Kamraj, a local bus driver, was initially claimed to have been killed by a meteorite when it fell in the southern Indian town of Vellore. The incident injured three others as well but as soon as scientists arrived at the scene, claims over meteorite began to fizzle out.
Nasa's planetary defence officer Lindley Johnson told the New York Times this could not have been a meteorite strike. Johnson said: "There have been reports of injuries, but even those were extremely rare before the Chelyabinsk event three years ago," referring to the earlier episode in Russia, while asserting that there is no recorded history of deaths caused by meteorite impact.
Soon after the incident, Indian experts collected a small particle, what was claimed to be a part of a spatial rock, from the site. Following the preliminary investigation, they also said the rock is unlikely to be that of a meteorite. The recovered item turned out to be a common earth rock.

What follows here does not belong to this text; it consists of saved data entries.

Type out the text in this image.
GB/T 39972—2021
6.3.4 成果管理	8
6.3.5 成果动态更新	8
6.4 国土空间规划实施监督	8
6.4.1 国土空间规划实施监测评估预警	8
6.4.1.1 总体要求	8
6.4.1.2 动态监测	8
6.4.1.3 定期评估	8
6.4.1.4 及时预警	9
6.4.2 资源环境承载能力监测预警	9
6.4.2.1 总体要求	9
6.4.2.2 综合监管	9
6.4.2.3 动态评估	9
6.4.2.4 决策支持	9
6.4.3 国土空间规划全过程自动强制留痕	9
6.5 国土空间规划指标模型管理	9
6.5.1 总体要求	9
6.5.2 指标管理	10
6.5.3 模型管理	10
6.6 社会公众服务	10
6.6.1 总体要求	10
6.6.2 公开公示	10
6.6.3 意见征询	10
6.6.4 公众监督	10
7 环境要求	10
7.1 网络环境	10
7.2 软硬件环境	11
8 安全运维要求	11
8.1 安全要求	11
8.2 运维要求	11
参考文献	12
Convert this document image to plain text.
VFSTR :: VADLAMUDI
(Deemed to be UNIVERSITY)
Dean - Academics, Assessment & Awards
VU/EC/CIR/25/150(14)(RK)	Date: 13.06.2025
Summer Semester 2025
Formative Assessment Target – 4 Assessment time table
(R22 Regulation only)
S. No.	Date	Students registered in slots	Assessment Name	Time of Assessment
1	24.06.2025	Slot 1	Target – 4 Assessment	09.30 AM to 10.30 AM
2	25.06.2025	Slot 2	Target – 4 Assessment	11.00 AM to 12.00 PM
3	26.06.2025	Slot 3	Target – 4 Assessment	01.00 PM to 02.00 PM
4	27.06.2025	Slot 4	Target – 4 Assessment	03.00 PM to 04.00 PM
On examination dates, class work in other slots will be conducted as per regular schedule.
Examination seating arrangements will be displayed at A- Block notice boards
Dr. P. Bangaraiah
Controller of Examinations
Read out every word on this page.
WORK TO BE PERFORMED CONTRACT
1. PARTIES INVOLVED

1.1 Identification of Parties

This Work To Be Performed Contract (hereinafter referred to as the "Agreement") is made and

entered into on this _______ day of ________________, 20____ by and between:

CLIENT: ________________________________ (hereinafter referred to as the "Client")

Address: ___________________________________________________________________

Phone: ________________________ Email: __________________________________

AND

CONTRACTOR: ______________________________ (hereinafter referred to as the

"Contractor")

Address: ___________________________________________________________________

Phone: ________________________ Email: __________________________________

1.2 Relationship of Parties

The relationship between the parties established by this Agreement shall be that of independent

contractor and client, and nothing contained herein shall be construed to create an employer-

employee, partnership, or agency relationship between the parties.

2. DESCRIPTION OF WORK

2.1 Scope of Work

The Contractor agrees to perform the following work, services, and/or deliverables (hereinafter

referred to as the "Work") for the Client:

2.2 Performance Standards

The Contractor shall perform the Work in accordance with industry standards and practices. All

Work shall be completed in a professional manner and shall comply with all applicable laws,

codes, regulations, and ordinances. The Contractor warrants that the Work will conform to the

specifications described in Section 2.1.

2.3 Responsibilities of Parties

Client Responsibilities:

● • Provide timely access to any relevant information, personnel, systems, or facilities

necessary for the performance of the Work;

Earlier, Jayalalithaa Jayaraman, chief minister of southern state Tamil Nadu, said in a statement: "A mishap occurred yesterday when a meteorite fell in the campus of a private engineering college in Vellore district's K Pantharappalli village. I have ordered the Vellore district administration and hospital officials to provide them best treatment." She announced financial compensation for the victims.
The noise of the explosion was heard as far as four kilometres away. Originally, it was thought to be a bomb blast but it has been largely ruled out since a preliminary probe has not found any kind of explosive material in the area.